There were so many examples that I have been spooked into changing my own Gmail settings to the maximum 30-second “undo send” option.

What is the answer? A few years ago, a clever app called Drunk Mode was created to stop users from sending unwise text messages when they were most likely to make bad decisions.

The only way to access blocked contacts was to answer a maths question and prove that you were sober enough to be trusted. A similar “are you sure this is a good idea?” message might be helpful for reply-alls.

Without that prompt, there are still a few ways you can protect yourself. Paid-for email service Superhuman comes with extra features including the option to undo a sent email. Superhuman, launched in 2016 as an invite-only app, carries some cachet on the US west coast, though not everyone is impressed. Tech website The Verge has called it a “country club for the most self-important emailers in business”.

Even those with run-of-the-mill email providers can tweak the settings. If you are on the receiving end of a reply-all storm, you can mute replies on Gmail. If you want to halt reply-alls when sending emails, you can put recipients in BCC (blind carbon copy). Microsoft and Gmail offer a delay function. Microsoft’s recall will also delete sent messages but only if you are in the same company as the recipient.

In a world of Snapchat, Slack, instant messages and DMs, reply‑all email problems should cease to exist.
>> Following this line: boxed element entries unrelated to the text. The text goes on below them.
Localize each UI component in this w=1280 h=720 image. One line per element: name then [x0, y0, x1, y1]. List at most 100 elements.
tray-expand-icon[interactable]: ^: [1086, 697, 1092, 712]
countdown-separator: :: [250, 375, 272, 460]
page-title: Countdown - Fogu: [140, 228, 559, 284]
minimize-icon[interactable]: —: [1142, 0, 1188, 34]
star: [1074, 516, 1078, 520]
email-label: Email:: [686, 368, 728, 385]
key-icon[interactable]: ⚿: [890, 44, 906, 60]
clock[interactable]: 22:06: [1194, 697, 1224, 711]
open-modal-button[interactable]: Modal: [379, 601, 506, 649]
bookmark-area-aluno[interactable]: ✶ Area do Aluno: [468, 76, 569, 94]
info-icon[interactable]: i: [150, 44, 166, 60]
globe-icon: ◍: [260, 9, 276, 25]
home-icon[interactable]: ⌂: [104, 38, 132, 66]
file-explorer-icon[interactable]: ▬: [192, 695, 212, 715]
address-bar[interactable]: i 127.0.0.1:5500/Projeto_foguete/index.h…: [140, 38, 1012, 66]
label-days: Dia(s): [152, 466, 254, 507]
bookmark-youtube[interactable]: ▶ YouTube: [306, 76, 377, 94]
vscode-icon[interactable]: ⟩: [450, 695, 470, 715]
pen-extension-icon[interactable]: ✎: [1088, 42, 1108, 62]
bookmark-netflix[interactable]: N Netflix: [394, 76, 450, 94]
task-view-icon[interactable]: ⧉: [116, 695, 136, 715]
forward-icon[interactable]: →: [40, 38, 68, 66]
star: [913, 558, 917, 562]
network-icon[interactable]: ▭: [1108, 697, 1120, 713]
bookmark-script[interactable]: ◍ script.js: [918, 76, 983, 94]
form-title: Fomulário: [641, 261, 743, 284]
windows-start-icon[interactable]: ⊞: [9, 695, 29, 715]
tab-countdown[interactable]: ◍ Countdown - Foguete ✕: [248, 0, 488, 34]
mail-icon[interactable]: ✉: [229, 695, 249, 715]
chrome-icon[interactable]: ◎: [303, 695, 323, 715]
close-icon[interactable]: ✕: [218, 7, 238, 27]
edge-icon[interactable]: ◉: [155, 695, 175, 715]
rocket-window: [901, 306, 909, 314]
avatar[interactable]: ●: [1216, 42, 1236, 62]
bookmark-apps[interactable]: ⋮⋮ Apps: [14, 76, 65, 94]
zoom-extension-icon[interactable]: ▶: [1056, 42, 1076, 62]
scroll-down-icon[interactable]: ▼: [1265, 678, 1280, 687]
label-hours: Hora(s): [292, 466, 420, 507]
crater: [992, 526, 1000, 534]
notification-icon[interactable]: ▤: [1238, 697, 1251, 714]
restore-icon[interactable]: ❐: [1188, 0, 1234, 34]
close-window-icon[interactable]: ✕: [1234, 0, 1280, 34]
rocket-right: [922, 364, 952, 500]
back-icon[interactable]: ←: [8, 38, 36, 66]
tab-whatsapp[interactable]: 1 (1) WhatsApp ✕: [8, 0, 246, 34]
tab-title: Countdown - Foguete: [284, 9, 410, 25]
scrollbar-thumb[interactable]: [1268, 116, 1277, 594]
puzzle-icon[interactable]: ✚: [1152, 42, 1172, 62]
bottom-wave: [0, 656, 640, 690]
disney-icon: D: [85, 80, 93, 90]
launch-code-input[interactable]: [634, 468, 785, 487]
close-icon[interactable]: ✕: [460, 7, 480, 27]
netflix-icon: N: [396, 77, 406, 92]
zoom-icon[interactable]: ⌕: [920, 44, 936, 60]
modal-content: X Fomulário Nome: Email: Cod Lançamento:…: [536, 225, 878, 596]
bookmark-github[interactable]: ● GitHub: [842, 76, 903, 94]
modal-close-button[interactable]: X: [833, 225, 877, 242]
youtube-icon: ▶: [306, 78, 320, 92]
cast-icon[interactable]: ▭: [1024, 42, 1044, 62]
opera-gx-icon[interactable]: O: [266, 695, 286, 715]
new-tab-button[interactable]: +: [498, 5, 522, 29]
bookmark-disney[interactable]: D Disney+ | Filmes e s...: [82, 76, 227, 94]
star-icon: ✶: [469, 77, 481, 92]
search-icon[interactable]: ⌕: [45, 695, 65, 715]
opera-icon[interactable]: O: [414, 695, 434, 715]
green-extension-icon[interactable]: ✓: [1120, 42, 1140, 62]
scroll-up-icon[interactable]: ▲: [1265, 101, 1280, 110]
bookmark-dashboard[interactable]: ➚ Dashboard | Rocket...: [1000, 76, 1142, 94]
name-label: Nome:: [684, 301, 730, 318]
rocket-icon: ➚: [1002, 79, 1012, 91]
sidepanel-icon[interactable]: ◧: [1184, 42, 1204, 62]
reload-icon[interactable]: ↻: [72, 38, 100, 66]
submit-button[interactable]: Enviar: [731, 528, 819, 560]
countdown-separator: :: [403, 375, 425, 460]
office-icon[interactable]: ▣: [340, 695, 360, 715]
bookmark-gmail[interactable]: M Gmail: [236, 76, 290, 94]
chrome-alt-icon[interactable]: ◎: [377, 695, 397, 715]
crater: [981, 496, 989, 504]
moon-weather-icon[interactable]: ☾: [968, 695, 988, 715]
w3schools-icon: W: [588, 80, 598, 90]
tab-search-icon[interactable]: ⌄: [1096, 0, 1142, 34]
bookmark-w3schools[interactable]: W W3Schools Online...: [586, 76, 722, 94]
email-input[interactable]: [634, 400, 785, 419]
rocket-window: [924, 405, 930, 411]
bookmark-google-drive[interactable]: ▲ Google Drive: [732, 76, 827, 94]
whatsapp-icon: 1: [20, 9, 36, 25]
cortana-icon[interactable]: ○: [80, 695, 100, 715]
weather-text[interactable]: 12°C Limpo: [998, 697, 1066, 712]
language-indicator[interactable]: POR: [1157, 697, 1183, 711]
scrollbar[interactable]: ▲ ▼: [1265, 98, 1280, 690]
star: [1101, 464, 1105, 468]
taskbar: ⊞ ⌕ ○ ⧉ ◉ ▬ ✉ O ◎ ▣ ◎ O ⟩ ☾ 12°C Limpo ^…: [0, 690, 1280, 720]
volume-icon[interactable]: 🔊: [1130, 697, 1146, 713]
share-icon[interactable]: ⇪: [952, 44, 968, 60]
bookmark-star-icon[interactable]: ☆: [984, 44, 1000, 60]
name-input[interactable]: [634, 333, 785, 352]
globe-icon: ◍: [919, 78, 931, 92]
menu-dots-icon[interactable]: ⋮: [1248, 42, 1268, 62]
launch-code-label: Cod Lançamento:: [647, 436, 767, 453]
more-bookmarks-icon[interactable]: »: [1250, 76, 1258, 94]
The pandemic seems to be accelerating the adoption of alternative messaging platforms. The team of writers I work with were never-Slackers until lockdown began. Now we use it all day. 

Yet work email refuses to die. Around 269 billion emails were sent and received every day in 2017, according to Statista. This year the number is expected to top 306 billion. My theory is that employees took so long to figure out how to use email at work — deciding on a suitable sign-off and finding the right tone — that they now find it hard to let go.
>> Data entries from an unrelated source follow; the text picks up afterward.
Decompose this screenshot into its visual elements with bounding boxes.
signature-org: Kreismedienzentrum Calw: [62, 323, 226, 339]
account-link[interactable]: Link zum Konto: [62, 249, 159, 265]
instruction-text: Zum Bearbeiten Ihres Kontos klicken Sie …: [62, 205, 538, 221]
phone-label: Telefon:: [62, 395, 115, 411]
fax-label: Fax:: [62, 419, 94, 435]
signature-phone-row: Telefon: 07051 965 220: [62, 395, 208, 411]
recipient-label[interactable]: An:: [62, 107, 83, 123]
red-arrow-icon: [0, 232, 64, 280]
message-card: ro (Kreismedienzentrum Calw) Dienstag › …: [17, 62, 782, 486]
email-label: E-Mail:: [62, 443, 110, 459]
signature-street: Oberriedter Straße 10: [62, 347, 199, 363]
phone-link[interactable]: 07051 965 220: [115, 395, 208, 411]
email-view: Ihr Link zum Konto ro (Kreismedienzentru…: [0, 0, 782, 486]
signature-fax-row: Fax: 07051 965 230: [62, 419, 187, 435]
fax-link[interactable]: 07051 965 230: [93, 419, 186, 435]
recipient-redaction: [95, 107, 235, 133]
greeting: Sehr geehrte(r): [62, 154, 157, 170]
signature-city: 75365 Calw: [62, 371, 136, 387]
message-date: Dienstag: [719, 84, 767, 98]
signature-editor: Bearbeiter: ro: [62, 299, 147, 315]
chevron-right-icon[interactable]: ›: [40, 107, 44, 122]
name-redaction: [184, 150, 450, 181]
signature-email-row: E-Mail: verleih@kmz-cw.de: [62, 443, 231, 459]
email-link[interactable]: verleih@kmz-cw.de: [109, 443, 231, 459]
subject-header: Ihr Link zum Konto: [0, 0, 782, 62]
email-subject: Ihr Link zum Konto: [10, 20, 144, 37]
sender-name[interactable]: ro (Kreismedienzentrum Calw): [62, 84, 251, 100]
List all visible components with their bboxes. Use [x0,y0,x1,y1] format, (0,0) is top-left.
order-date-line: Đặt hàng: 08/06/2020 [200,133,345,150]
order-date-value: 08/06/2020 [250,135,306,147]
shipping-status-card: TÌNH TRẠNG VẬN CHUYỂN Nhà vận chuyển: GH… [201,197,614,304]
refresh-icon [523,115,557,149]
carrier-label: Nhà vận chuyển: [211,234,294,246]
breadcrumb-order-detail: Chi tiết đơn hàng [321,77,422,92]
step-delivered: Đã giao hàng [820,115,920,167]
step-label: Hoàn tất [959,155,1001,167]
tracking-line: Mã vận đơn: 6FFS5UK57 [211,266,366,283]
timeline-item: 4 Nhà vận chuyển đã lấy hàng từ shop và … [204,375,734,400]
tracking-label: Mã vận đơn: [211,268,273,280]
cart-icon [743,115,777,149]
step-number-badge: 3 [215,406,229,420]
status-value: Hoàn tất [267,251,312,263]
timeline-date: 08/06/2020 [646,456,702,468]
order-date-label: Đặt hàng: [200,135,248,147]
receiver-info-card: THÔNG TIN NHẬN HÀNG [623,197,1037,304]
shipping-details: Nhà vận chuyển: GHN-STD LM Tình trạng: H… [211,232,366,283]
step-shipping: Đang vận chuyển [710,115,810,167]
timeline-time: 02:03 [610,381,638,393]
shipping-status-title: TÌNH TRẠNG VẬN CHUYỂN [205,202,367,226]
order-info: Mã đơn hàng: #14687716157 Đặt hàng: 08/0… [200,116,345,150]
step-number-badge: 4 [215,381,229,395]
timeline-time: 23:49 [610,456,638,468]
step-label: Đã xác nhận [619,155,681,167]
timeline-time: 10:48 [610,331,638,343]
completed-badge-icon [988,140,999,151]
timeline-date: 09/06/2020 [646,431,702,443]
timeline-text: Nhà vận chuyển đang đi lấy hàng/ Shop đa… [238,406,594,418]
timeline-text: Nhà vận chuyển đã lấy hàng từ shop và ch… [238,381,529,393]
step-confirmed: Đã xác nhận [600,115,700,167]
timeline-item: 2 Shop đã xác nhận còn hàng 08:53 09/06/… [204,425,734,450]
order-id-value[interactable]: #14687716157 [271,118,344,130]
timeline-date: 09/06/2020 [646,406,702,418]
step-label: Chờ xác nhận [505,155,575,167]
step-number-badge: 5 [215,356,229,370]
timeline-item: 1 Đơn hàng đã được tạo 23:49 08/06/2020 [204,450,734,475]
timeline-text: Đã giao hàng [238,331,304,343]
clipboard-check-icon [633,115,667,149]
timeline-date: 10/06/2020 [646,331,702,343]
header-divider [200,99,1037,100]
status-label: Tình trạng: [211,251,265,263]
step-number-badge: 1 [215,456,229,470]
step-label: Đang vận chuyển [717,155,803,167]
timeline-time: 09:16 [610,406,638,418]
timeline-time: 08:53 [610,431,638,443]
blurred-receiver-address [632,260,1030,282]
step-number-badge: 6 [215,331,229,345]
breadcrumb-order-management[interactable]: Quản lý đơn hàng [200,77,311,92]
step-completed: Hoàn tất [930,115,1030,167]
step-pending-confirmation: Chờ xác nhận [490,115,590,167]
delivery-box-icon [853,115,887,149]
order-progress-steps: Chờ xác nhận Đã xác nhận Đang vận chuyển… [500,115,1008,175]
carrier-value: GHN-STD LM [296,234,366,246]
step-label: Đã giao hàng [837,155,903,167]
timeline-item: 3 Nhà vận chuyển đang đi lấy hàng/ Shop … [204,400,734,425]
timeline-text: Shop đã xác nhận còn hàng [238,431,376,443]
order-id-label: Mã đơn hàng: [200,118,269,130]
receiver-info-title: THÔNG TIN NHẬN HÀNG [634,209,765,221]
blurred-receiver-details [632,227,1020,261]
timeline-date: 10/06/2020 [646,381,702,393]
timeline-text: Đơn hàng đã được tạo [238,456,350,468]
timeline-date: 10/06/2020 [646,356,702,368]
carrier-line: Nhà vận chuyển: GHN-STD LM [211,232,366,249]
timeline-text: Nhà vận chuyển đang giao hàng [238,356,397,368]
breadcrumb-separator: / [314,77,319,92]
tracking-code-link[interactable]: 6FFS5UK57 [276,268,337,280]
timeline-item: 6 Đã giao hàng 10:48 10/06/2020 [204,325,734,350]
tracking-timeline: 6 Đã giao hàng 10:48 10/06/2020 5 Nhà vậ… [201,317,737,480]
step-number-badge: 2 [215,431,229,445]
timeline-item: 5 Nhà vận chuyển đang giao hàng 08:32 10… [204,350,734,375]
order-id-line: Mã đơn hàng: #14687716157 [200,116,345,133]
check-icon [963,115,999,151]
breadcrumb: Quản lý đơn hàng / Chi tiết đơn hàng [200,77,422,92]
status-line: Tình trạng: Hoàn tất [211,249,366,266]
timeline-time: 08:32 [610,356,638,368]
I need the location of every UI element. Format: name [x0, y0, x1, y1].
I went back through newspaper archives to see how many premature “this is the end of email” articles I could find and saw them stretching back for more than a decade.

One of the most eye-catching was the decision by French tech group Atos to eliminate email back in 2011. Thierry Breton, then chief executive, declared that Atos was aiming to be a zero-email company following research that found only 10 per cent of the messages employees received were useful.

Interested to see how the experiment had turned out, I looked up contact information for a spokesperson — only to see an email address had been listed. It turns out there was no ban — just a plan to encourage alternative ways of communication. Even at Atos, email has never gone away.